O processo histórico que levou ao surgimento do Estado moderno com governos nacionais centralizados representa, ao mesmo tempo, uma oposição aos regionalismos dos feudos (imunidade) e ao universalismo da Igreja católica (ideia de cristandade ocidental). O estado moderno caracteriza-se pela ideia de idioma comum, território definido, soberania real (no lugar da suserania medieval) e exército permanente.



 Maquiavel, precursor da teoria política do Estado Moderno e principal teórico do absolutismo, pregou a construção de um Estado forte, laico, dirigido de forma absolutista por um príncipe dotado de inteligência e de uma moral própria, individual, e não uma moral pública: “o homem que queira em tudo agir como bom acabará arruinando-se em meio a tantos que não são bons. Daí porque o príncipe deve aprender a não ser bom”.



        A Monarquia Absolutista, concentração dos poderes do Estado nas mãos do Rei, tinha sua legitimidade baseada no Direito Divino dos Reis. A Igreja católica defendia a ideia de que o rei havia sido “tocado por Deus”, escolhido por Deus para ser o seu representante aqui na terra, por isso a sua figura era sagrada; por isso ele tinha o “direito divino” de ser rei. Na época, acreditava-se, inclusive, que os reis faziam curas e milagres.


    O Estado Absolutista Moderno finaliza o feudalismo e permite a acumulação de capital, a partir das práticas mercantilistas, geradoras do sistema capitalista. O absolutismo estabelece a nobreza como classe privilegiada e os seus valores como os valores hegemônicos da sociedade absolutista, mas, ao mesmo tempo, favorece economicamente a burguesia, pois a ela era destinado pelo monarca o monopólio da atividade mais lucrativa da época, o comércio marítimo.
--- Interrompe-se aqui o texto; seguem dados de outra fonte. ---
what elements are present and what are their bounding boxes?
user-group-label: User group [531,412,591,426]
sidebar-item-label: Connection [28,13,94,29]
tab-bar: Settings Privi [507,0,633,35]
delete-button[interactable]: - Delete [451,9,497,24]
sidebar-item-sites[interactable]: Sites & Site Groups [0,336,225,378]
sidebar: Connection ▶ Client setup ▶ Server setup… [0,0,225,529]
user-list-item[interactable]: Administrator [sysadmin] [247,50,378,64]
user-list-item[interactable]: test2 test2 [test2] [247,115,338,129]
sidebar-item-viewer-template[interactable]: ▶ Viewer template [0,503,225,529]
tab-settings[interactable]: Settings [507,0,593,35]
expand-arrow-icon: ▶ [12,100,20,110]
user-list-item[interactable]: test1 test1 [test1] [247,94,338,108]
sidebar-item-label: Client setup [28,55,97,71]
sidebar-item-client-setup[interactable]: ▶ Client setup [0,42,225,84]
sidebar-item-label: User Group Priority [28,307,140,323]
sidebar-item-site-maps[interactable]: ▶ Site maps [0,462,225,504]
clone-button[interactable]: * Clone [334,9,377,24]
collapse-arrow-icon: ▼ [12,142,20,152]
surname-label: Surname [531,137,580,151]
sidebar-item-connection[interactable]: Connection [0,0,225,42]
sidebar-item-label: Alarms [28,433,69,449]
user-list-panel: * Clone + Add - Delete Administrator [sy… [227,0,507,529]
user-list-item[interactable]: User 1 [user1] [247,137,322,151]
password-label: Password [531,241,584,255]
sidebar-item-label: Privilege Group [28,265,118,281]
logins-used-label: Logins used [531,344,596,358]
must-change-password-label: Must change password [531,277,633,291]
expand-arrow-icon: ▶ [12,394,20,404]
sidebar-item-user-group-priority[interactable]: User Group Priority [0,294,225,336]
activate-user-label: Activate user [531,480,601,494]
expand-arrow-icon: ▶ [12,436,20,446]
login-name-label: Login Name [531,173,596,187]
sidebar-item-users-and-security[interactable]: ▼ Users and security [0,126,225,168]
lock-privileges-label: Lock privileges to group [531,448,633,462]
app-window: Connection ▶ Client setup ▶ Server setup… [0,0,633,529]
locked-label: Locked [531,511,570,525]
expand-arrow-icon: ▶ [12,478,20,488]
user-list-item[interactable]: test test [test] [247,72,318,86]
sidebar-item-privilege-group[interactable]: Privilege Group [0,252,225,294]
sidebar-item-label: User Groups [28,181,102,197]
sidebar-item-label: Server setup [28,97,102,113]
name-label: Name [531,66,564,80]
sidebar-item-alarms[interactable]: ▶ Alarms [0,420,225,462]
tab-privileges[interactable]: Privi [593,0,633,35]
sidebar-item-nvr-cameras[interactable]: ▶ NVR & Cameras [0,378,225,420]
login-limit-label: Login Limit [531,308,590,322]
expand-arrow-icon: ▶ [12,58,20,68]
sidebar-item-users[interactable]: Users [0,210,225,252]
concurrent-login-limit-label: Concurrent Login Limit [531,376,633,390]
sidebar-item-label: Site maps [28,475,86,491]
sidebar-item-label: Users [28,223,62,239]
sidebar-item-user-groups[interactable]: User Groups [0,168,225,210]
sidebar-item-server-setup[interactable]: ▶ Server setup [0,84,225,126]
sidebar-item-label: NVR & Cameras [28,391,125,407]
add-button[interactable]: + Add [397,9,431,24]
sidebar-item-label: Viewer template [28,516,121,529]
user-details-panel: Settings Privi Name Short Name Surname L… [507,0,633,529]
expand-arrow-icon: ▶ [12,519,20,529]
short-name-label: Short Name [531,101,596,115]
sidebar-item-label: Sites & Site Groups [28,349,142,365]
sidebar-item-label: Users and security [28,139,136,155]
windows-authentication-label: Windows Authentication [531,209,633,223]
O monarca determinava, além das questões econômicas, as questões militares, política e religiosas, concentrando em suas mãos todo o poder do reino (“O Estado sou eu!”).



O comércio triangular do mercantilismo moderno


            Na mesma medida que a centralização favoreceu o estabelecimento das práticas mercantilistas, a montagem do antigo sistema colonial e o acumulo de capitais da burguesia mercantil; as grandes descobertas marítimas – ampliação do comércio – e o imperialismo europeu do século XVI, com a anexação e o domínio de novos territórios para a exploração de recursos naturais e a instalação de entrepostos comerciais na costa da África, América e extremo oriente, ampliou mercantilismo europeu ao torná-lo mundial. O grande crescimento econômico da Europa ocorreu devido à possibilidade de realizar o chamado comércio triangular, entre América, África e Ásia. Outro fator positivo para a economia europeia foi a entrada de metais preciosos no continente, permitindo o acúmulo de riquezas e cunhagem de moedas nacionais.